Lately I feel like I might know how the cavemen felt, watching all the dinosaurs die off. Something that has always been around begins to fade into memory with only bones and fossils to remind us that it ever existed. I am speaking, of course, of the dying genre of romantic comedy. Most films purported to be of this sort are conspicuously lacking in either romance or comedy. Casual sex? Yes, by the truck loads. Humor involving casual sex? Indeed. But when it comes to the I-can’t-believe-he-just-did-that-for-her romance or the oh-crap-I-just-wet-my-pants-because-I’m-laughing-so-hard humor, well, not so much.
My first clue that the species might be endangered was Down with Love. Watching this movie felt a bit like seeing your grandmother in her underwear or hearing your pious Uncle Fred tell a dirty joke, and not a very funny one at that. Still I held out hope that this was an aberration, but after being burned again and again, I had begun to seriously doubt that the strongest were surviving. (All you have to do is sit through Knocked Up and Forgetting Sarah Marshall to see that Darwin obviously did not know film.)
There are those who would say that the death of the romantic comedy is hardly a loss, but I beg to differ. When my life is a bit dreary or just downright depressing, a little Jane Austen BBC-style can go a long way in lifting my spirits. There are those who would call this escapism and I will fully admit this is a danger to be avoided. But a well crafted romance can inspire, encourage, and even reprimand us for taking for granted one of God’s greatest gifts to mankind—romantic love. Our views of love are reflected, shaped, and then reflected back again by the powerful force of a good love story.
A few weekends ago, I watched two films back to back—Once and Broken English. One of these left me in awe of its simplicity and beauty. The other was like the third Oreo—it feels so good going down but the more the think about it, the more you regret having swallowed it. I think these two films make a great study in contrasts. Old school love is supposed to inspire us and make us better people, whereas the new school says if you sleep with enough people eventually you might luck out and find someone you can spend at least the next three months with. (Is my bias showing?)
On the surface, Once might seem far from the classic love story. It’s a bit darker, a bit sadder and the two main characters never actually “fall in love,” which in modern love story language translates “they never sleep together.” What they do is bring out the best in one another, challenge one another, and leave each others’ lives a little better off. They never show any physical affection for one another (they never even articulate their feelings) because to do so wouldn’t be in the best interest of either one of them, and they know this. They are tempted, but they refrain and in the end leave their friendship untarnished by regret. One of the biggest flaws in modern romance movies is that they tend to be peopled by characters whom you either don’t understand or really don’t care for. I can’t count the number of films I have seen where I am supposed to be rooting for the main characters, who are misunderstood, insecure, immature, etc. I wouldn’t let these people walk my dog, let alone date my daughter (granted, she is only four, but you get the idea).
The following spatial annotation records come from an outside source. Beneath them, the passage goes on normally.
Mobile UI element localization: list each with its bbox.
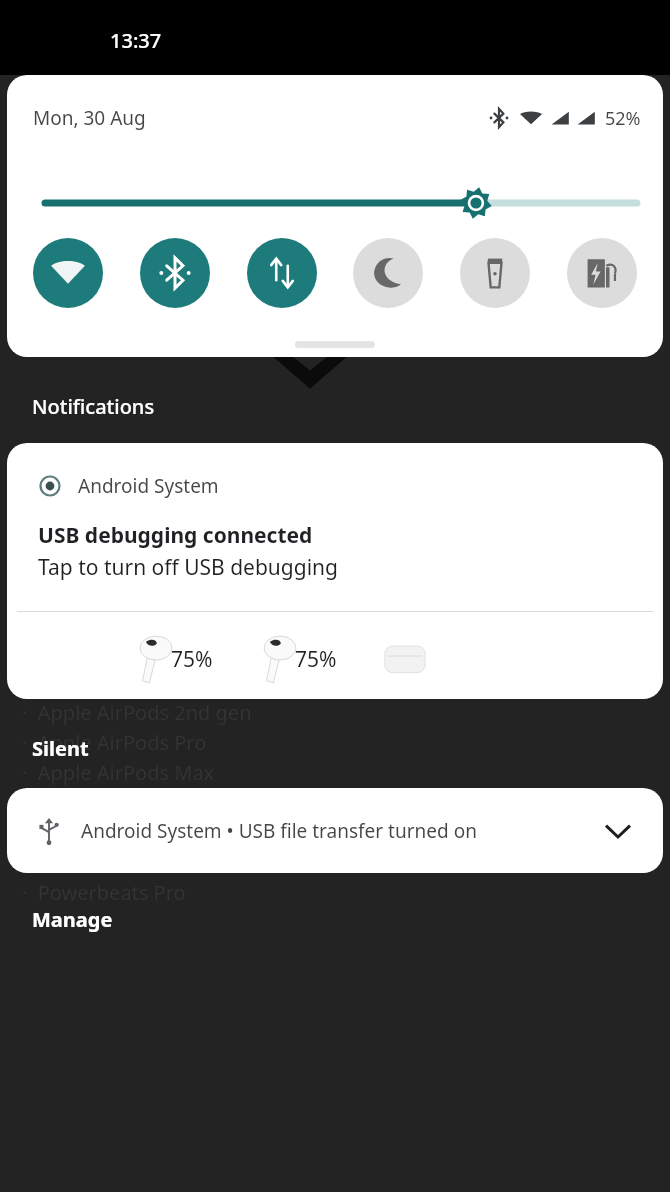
staticText: · Apple AirPods Pro	[22, 729, 207, 756]
staticText: · Apple AirPods 2nd gen	[22, 699, 252, 726]
staticText: · Apple AirPods Max	[22, 759, 215, 786]
staticText: Android System	[78, 473, 219, 499]
staticText: 13:37	[110, 27, 162, 54]
staticText: · Beats Studio 3	[22, 819, 173, 846]
staticText: Notifications	[32, 393, 155, 420]
button[interactable]: Android System • USB file transfer turne…	[7, 788, 663, 873]
button[interactable]: Mobile data	[247, 238, 317, 308]
button[interactable]: Battery saver	[567, 238, 637, 308]
staticText: · Powerbeats Pro	[22, 879, 186, 906]
staticText: Tap to turn off USB debugging	[38, 553, 338, 582]
staticText: Android System • USB file transfer turne…	[81, 818, 477, 844]
staticText: Mon, 30 Aug	[33, 105, 146, 131]
staticText: · Powerbeats 3	[22, 849, 166, 876]
button[interactable]: Manage	[32, 906, 113, 933]
staticText: USB debugging connected	[38, 521, 313, 550]
button[interactable]: Expand notification	[599, 812, 637, 850]
staticText: 52%	[605, 106, 641, 131]
button[interactable]: Bluetooth	[140, 238, 210, 308]
button[interactable]: Wi-Fi	[33, 238, 103, 308]
button[interactable]	[7, 180, 663, 226]
staticText: Silent	[32, 735, 89, 762]
staticText: 75%	[295, 645, 337, 674]
button[interactable]: Flashlight	[460, 238, 530, 308]
button[interactable]: Do not disturb	[353, 238, 423, 308]
button[interactable]: Android System	[7, 443, 663, 699]
staticText: 75%	[171, 645, 213, 674]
This isn’t entirely true of the second film, Broken English but it isn’t far off either. This movie definitely fits more in the modern love story mold. Desperately (and I mean desperately) lonely girl, seeks love and companionship, and looks for love in all the wrong places. Parker Posey’s performance as Nora is amazing. You genuinely like her, want to see her happy, and definitely wish that she were your friend (and your size) so that you could raid her wardrobe. (Side note: wardrobe. It used to be that the heroines were beautiful despite their poverty, sometimes even despite their outward appearance, e.g. Jane Eyre. Then we had great clothes and good character, e.g. anything Doris Day. Now it seems like we are supposed to like the main character solely based on her clothing choices. But I digress.) The major flaw of Broken English is that you are simply supposed to take the filmmakers’ word for it that Nora has grown and become content with her singleness (during a brief holiday in Paris while searching for her lost lover). Not only that but you are supposed to take on faith the fact that this man is good for her simply because he has a foreign accent, dances badly, and is sad to leave her. Some foundation for true love. When Nora agrees to stay and “see what happens” with Julian you feel a hollow sense of victory. It’s like Cool Whip; they may try to convince you it’s just like whipping cream, and for making Jell-O salad it will do. But deep down inside, you know it’s just a cheap imitation of the real thing.